Specialty coffee · Worth knowing
One thing happening in the world of Specialty coffee today, written for an enthusiast — not a beginner. Skip celebrity gossip. Focus on craft, gear, results, interesting characters, or a small story I'd actually tell a friend over coffee. Quality over quantity.
Processing science deepens; fermentation vocabulary locks in
1 min read
Fermentation as craft lens
Fermentation isn't binary—it's a dial.
A comprehensive guide unpacks why every coffee you buy has fermented, but the distinction lies in where, how long, and how controlled that process is [Quelle: Roast Edit]. Washed processing uses short, controlled fermentation in water tanks to strip mucilage and deliver clean acidity; honey processing leaves varying amounts of mucilage on the bean, landing between washed and natural with added sweetness; natural processing ferments the whole cherry for weeks to engineer fruit-forward cups; anaerobic processing seals cherries in oxygen-free tanks to boost fruity esters by 300–400% and produce intensely aromatic, reproducible results. Each method reflects both flavor goals and practical realities—water access, labour costs, drying infrastructure, market positioning.

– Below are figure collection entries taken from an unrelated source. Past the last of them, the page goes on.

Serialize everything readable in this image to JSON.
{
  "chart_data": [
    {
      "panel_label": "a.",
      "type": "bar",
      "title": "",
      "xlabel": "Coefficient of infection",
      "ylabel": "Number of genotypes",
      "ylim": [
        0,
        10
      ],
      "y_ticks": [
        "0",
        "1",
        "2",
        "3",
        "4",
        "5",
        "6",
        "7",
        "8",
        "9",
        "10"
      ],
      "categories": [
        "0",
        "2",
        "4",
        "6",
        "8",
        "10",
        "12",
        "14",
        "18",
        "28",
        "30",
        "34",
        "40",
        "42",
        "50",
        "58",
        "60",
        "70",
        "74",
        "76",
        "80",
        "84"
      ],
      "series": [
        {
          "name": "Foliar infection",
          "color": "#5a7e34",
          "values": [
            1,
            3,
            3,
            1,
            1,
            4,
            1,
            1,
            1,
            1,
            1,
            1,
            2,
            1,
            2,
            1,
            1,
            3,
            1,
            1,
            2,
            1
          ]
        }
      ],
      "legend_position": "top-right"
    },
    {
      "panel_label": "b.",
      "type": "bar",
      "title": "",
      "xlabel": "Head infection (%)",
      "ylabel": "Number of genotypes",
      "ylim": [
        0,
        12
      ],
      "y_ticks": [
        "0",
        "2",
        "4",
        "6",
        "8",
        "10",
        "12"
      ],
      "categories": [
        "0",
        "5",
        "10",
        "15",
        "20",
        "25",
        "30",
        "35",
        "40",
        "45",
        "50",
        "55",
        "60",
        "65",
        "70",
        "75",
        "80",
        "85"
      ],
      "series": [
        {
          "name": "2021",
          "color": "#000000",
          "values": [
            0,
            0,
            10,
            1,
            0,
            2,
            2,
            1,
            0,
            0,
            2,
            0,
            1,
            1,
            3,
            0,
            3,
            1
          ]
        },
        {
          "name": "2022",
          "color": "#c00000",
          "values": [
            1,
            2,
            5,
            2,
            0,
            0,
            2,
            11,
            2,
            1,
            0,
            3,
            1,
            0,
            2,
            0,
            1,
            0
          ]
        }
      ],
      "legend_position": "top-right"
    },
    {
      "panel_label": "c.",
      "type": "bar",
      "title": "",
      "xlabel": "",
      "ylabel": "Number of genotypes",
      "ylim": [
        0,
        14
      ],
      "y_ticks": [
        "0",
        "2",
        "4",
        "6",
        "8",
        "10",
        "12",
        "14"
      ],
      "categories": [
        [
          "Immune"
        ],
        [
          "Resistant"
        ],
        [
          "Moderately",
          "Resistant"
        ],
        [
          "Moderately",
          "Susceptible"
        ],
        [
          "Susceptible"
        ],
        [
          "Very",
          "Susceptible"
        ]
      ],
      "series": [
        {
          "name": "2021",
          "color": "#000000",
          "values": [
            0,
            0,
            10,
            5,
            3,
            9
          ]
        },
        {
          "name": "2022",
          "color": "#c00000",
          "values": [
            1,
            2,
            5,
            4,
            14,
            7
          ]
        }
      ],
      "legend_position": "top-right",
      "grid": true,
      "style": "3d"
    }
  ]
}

Buy smarter by reading the processing story on the bag.
Processing language is now shared
Specialty coffee finally speaks one dialect.
Continuing the fermentation science story from yesterday, the vocabulary of processing innovation is now locked in—anaerobic fermentation for fruit lift, carbonic maceration for sealed fermentation with gas, lactic fermentation for creamy acidity. These terms are no longer boutique jargon; they're the backbone lexicon serious producers, importers, and roasters now share across competitions and farm labs [Quelle: specialty sources]. Standardized language means reproducibility, comparison, and a shared understanding of what each processing choice actually delivers.
The market's complexity just became legible.
How Coffee Is Processed: Why All Coffee Is Fermented - Roast Edit4 hours ago ... ... innovation of the honey process, and that is increasingly influencing how farms think about their processing choices. Honey: The Calculated Middle Ground.roastedit.co.uk

All coffee undergoes fermentation, but the distinction lies in where, how long, and how controlled that process is. Washed processing uses short, controlled fermentation in water tanks to remove mucilage, producing transparent, terroir-driven cups with clean acidity and light body, though it requires up to 200 litres of water per kilogram. Honey processing, developed in Costa Rica, leaves varying amounts of mucilage on the bean during drying, positioning itself between washed and natural with added sweetness and body. Natural processing ferments the whole cherry for three to six weeks, creating fruit-forward and complex cups with dense body, though quality depends entirely on drying care. Anaerobic processing, the newest method, seals cherries in oxygen-free tanks to engineer fermentation precisely, boosting fruity esters by 300-400% compared to washed methods and producing intensely aromatic, reproducible results. Processing choices reflect both flavour goals and practical considerations: water access, labour costs, drying infrastructure, and market positioning.